La complexité et l’incertitude de notre époque obligent le dirigeant à connaître sa propre complexité, à ouvrir l’entreprise à une dimension plus humaine et éclairée. Un leader doit être conscient de lui-même, de son potentiel et de ses aspirations les plus hautes.
Georges Ohsawa a étudié les grands leaders de l’histoire… ceux qui bâtissent, qui inspirent… pas ceux qui exercent un pouvoir égotique lié à l’argent ou aux manipulations de toutes sortes. Et bien qu’a-t-il trouvé ? Que les grands leaders de ce monde, les vrais leaders charismatiques associaient la force du yang, de la structuration interne, de la connaissance de soi, de leur raison d’être basée sur de hautes valeurs à l’ouverture d’esprit, la fluidité du yin, l’empathie, l’écoute de leur intuition.
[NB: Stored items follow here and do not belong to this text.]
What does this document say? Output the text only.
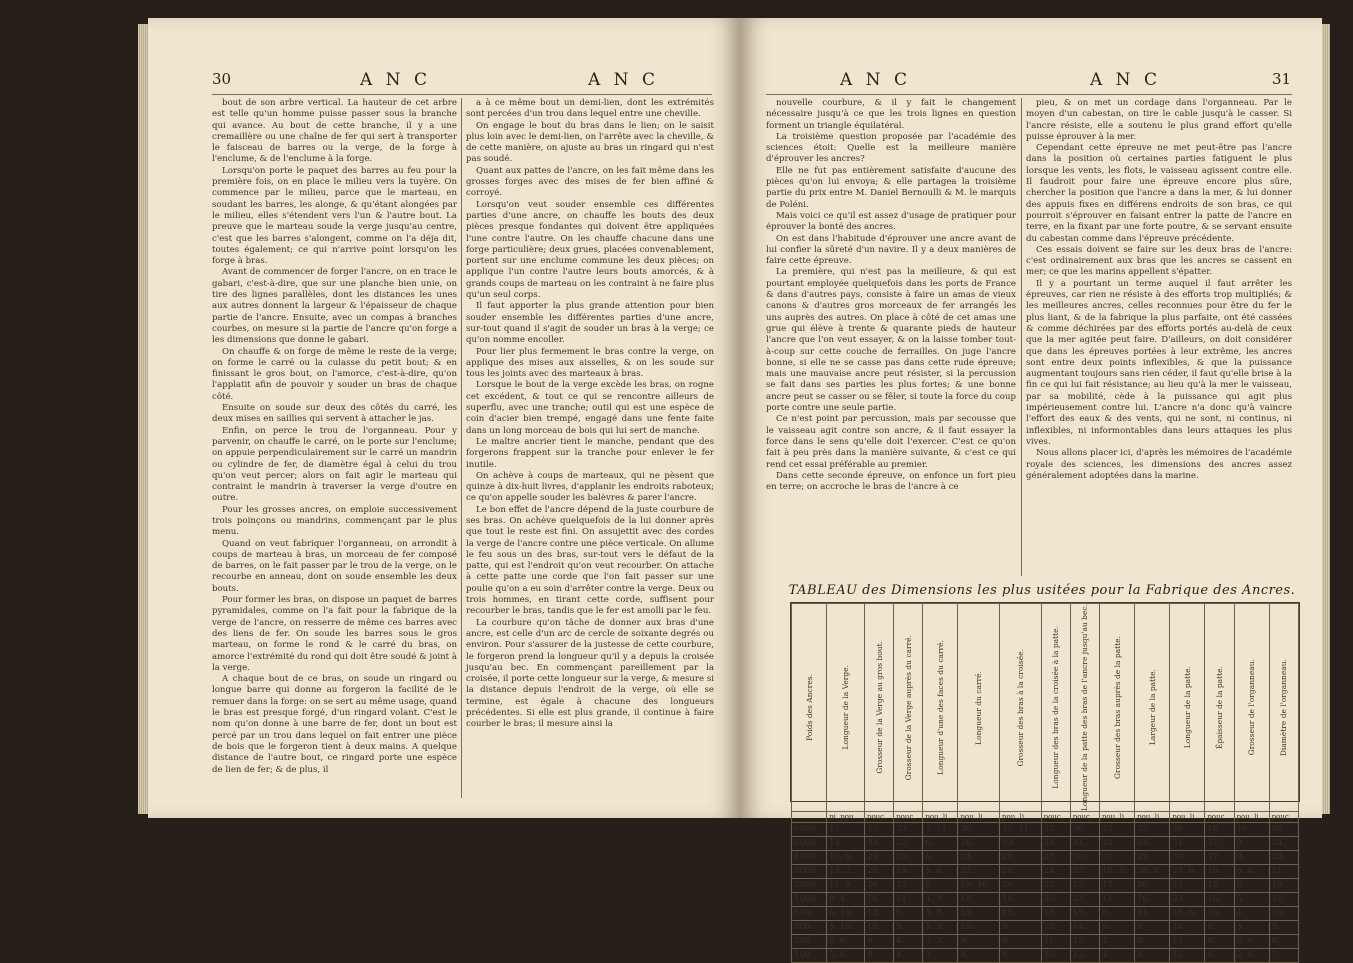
30	A N C	A N C

bout de son arbre vertical. La hauteur de cet arbre est telle qu'un homme puisse passer sous la branche qui avance. Au bout de cette branche, il y a une cremaillère ou une chaîne de fer qui sert à transporter le faisceau de barres ou la verge, de la forge à l'enclume, & de l'enclume à la forge.

Lorsqu'on porte le paquet des barres au feu pour la première fois, on en place le milieu vers la tuyère. On commence par le milieu, parce que le marteau, en soudant les barres, les alonge, & qu'étant alongées par le milieu, elles s'étendent vers l'un & l'autre bout. La preuve que le marteau soude la verge jusqu'au centre, c'est que les barres s'alongent, comme on l'a déja dit, toutes également; ce qui n'arrive point lorsqu'on les forge à bras.

Avant de commencer de forger l'ancre, on en trace le gabari, c'est-à-dire, que sur une planche bien unie, on tire des lignes parallèles, dont les distances les unes aux autres donnent la largeur & l'épaisseur de chaque partie de l'ancre. Ensuite, avec un compas à branches courbes, on mesure si la partie de l'ancre qu'on forge a les dimensions que donne le gabari.

On chauffe & on forge de même le reste de la verge; on forme le carré ou la culasse du petit bout; & en finissant le gros bout, on l'amorce, c'est-à-dire, qu'on l'applatit afin de pouvoir y souder un bras de chaque côté.

Ensuite on soude sur deux des côtés du carré, les deux mises en saillies qui servent à attacher le jas.

Enfin, on perce le trou de l'organneau. Pour y parvenir, on chauffe le carré, on le porte sur l'enclume; on appuie perpendiculairement sur le carré un mandrin ou cylindre de fer, de diamètre égal à celui du trou qu'on veut percer; alors on fait agir le marteau qui contraint le mandrin à traverser la verge d'outre en outre.

Pour les grosses ancres, on emploie successivement trois poinçons ou mandrins, commençant par le plus menu.

Quand on veut fabriquer l'organneau, on arrondit à coups de marteau à bras, un morceau de fer composé de barres, on le fait passer par le trou de la verge, on le recourbe en anneau, dont on soude ensemble les deux bouts.

Pour former les bras, on dispose un paquet de barres pyramidales, comme on l'a fait pour la fabrique de la verge de l'ancre, on resserre de même ces barres avec des liens de fer. On soude les barres sous le gros marteau, on forme le rond & le carré du bras, on amorce l'extrémité du rond qui doit être soudé & joint à la verge.

A chaque bout de ce bras, on soude un ringard ou longue barre qui donne au forgeron la facilité de le remuer dans la forge: on se sert au même usage, quand le bras est presque forgé, d'un ringard volant. C'est le nom qu'on donne à une barre de fer, dont un bout est percé par un trou dans lequel on fait entrer une pièce de bois que le forgeron tient à deux mains. A quelque distance de l'autre bout, ce ringard porte une espèce de lien de fer; & de plus, il

a à ce même bout un demi-lien, dont les extrémités sont percées d'un trou dans lequel entre une cheville.

On engage le bout du bras dans le lien; on le saisit plus loin avec le demi-lien, on l'arrête avec la cheville, & de cette manière, on ajuste au bras un ringard qui n'est pas soudé.

Quant aux pattes de l'ancre, on les fait même dans les grosses forges avec des mises de fer bien affiné & corroyé.

Lorsqu'on veut souder ensemble ces différentes parties d'une ancre, on chauffe les bouts des deux pièces presque fondantes qui doivent être appliquées l'une contre l'autre. On les chauffe chacune dans une forge particulière; deux grues, placées convenablement, portent sur une enclume commune les deux pièces; on applique l'un contre l'autre leurs bouts amorcés, & à grands coups de marteau on les contraint à ne faire plus qu'un seul corps.

Il faut apporter la plus grande attention pour bien souder ensemble les différentes parties d'une ancre, sur-tout quand il s'agit de souder un bras à la verge; ce qu'on nomme encoller.

Pour lier plus fermement le bras contre la verge, on applique des mises aux aisselles, & on les soude sur tous les joints avec des marteaux à bras.

Lorsque le bout de la verge excède les bras, on rogne cet excédent, & tout ce qui se rencontre ailleurs de superflu, avec une tranche; outil qui est une espèce de coin d'acier bien trempé, engagé dans une fente faite dans un long morceau de bois qui lui sert de manche.

Le maître ancrier tient le manche, pendant que des forgerons frappent sur la tranche pour enlever le fer inutile.

On achève à coups de marteaux, qui ne pèsent que quinze à dix-huit livres, d'applanir les endroits raboteux; ce qu'on appelle souder les balèvres & parer l'ancre.

Le bon effet de l'ancre dépend de la juste courbure de ses bras. On achève quelquefois de la lui donner après que tout le reste est fini. On assujettit avec des cordes la verge de l'ancre contre une pièce verticale. On allume le feu sous un des bras, sur-tout vers le défaut de la patte, qui est l'endroit qu'on veut recourber. On attache à cette patte une corde que l'on fait passer sur une poulie qu'on a eu soin d'arrêter contre la verge. Deux ou trois hommes, en tirant cette corde, suffisent pour recourber le bras, tandis que le fer est amolli par le feu.

La courbure qu'on tâche de donner aux bras d'une ancre, est celle d'un arc de cercle de soixante degrés ou environ. Pour s'assurer de la justesse de cette courbure, le forgeron prend la longueur qu'il y a depuis la croisée jusqu'au bec. En commençant pareillement par la croisée, il porte cette longueur sur la verge, & mesure si la distance depuis l'endroit de la verge, où elle se termine, est égale à chacune des longueurs précédentes. Si elle est plus grande, il continue à faire courber le bras; il mesure ainsi la

A N C	A N C	31

nouvelle courbure, & il y fait le changement nécessaire jusqu'à ce que les trois lignes en question forment un triangle équilatéral.

La troisième question proposée par l'académie des sciences étoit: Quelle est la meilleure manière d'éprouver les ancres?

Elle ne fut pas entièrement satisfaite d'aucune des pièces qu'on lui envoya; & elle partagea la troisième partie du prix entre M. Daniel Bernoulli & M. le marquis de Poléni.

Mais voici ce qu'il est assez d'usage de pratiquer pour éprouver la bonté des ancres.

On est dans l'habitude d'éprouver une ancre avant de lui confier la sûreté d'un navire. Il y a deux manières de faire cette épreuve.

La première, qui n'est pas la meilleure, & qui est pourtant employée quelquefois dans les ports de France & dans d'autres pays, consiste à faire un amas de vieux canons & d'autres gros morceaux de fer arrangés les uns auprès des autres. On place à côté de cet amas une grue qui élève à trente & quarante pieds de hauteur l'ancre que l'on veut essayer, & on la laisse tomber tout-à-coup sur cette couche de ferrailles. On juge l'ancre bonne, si elle ne se casse pas dans cette rude épreuve; mais une mauvaise ancre peut résister, si la percussion se fait dans ses parties les plus fortes; & une bonne ancre peut se casser ou se fêler, si toute la force du coup porte contre une seule partie.

Ce n'est point par percussion, mais par secousse que le vaisseau agit contre son ancre, & il faut essayer la force dans le sens qu'elle doit l'exercer. C'est ce qu'on fait à peu près dans la manière suivante, & c'est ce qui rend cet essai préférable au premier.

Dans cette seconde épreuve, on enfonce un fort pieu en terre; on accroche le bras de l'ancre à ce

pieu, & on met un cordage dans l'organneau. Par le moyen d'un cabestan, on tire le cable jusqu'à le casser. Si l'ancre résiste, elle a soutenu le plus grand effort qu'elle puisse éprouver à la mer.

Cependant cette épreuve ne met peut-être pas l'ancre dans la position où certaines parties fatiguent le plus lorsque les vents, les flots, le vaisseau agissent contre elle. Il faudroit pour faire une épreuve encore plus sûre, chercher la position que l'ancre a dans la mer, & lui donner des appuis fixes en différens endroits de son bras, ce qui pourroit s'éprouver en faisant entrer la patte de l'ancre en terre, en la fixant par une forte poutre, & se servant ensuite du cabestan comme dans l'épreuve précédente.

Ces essais doivent se faire sur les deux bras de l'ancre: c'est ordinairement aux bras que les ancres se cassent en mer; ce que les marins appellent s'épatter.

Il y a pourtant un terme auquel il faut arrêter les épreuves, car rien ne résiste à des efforts trop multipliés; & les meilleures ancres, celles reconnues pour être du fer le plus liant, & de la fabrique la plus parfaite, ont été cassées & comme déchirées par des efforts portés au-delà de ceux que la mer agitée peut faire. D'ailleurs, on doit considérer que dans les épreuves portées à leur extrême, les ancres sont entre deux points inflexibles, & que la puissance augmentant toujours sans rien céder, il faut qu'elle brise à la fin ce qui lui fait résistance; au lieu qu'à la mer le vaisseau, par sa mobilité, cède à la puissance qui agit plus impérieusement contre lui. L'ancre n'a donc qu'à vaincre l'effort des eaux & des vents, qui ne sont, ni continus, ni inflexibles, ni informontables dans leurs attaques les plus vives.

Nous allons placer ici, d'après les mémoires de l'académie royale des sciences, les dimensions des ancres assez généralement adoptées dans la marine.

TABLEAU des Dimensions les plus usitées pour la Fabrique des Ancres.
Poids des Ancres.	Longueur de la Verge.	Grosseur de la Verge au gros bout.	Grosseur de la Verge auprès du carré.	Longueur d'une des faces du carré.	Longueur du carré.	Grosseur des bras à la croisée.	Longueur des bras de la croisée à la patte.	Longueur de la patte des bras de l'ancre jusqu'au bec.	Grosseur des bras auprès de la patte.	Largeur de la patte.	Longueur de la patte.	Épaisseur de la patte.	Grosseur de l'organneau.	Diamètre de l'organneau.

	pi. pou.	pouc.	pouc.	pou. li.	pou. li.	pou. li.	pouc.	pouc.	pou. li.	pou. li.	pou. li.	pouc.	pou. li.	pouc.
6000.	15.	35.	23.	7. 11.	30.	35. 11.	32.	36.	23.	35.	36.	18.	10.	30.
5000.	14.	33.	22.	6.	26.	33.	28.	31.	22.	33.	31.	17.	9.	24.
4000.	13. 6.	29.	20.	6.	24.	29.	27.	30.	20.	29.	30.	17.	9.	23.
3000.	13. 2.	28.	18.	5. 6.	22.	28.	24.	27.	18. 2.	28. 1.	27. 6.	16.	8. 6.	21.
2000.	11. 9.	26.	17.	5.	19. 10.	26.	22.	25.	17.	26.	25.	15.	8.	19.
1000.	9. 4.	16.	11.	4. 9.	18.	16.	20.	23.	11.	16.	23.	15.	5.	12.
500.	6. 10.	12.	6.	3. 8.	13.	11.	15.	15.	6.	11.	15. 6.	10.	4.	10.
300.	5. 10.	10.	5.	3. 3.	10.	9.	12.	14.	5.	9.	14.	8.	3.	9.
200.	5. 6.	9.	4.	3. 3.	9.	8.	11.	13.	4.	8.	13.	8.	2. 6.	8.
100.	5. 6.	8.	4.	3.	8.	8.	10.	12.	4.	8.	12.	8.	2. 6.	7.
Bref, la capacité à intégrer le masculin et le féminin permis par la pleine conscience de leur finalité noble de vie qui inspire et leur donne une autorité naturelle.
Alors, lorsque cet alignement intérieur est acquis, l’alignement avec les objectifs de leur organisation, ses valeurs coule de source si j’ose dire. Mon expérience me montre qu’il est fondamental de travailler avec le dirigeant sur son niveau de connaissance et de conscience de lui-même avant même d’envisager la transformation de l’entreprise. J’irais même jusqu’à dire qu’une entreprise ne peut pas se transformer au-delà du niveau de conscience de son dirigeant !
Il est temps d’inviter toute notre humanité dans l’entreprise, nos Intelligences et nos Natures (capacités et comportements), de mettre en lumière notre singularité pour s’accomplir et aider les autres à réaliser leurs talents.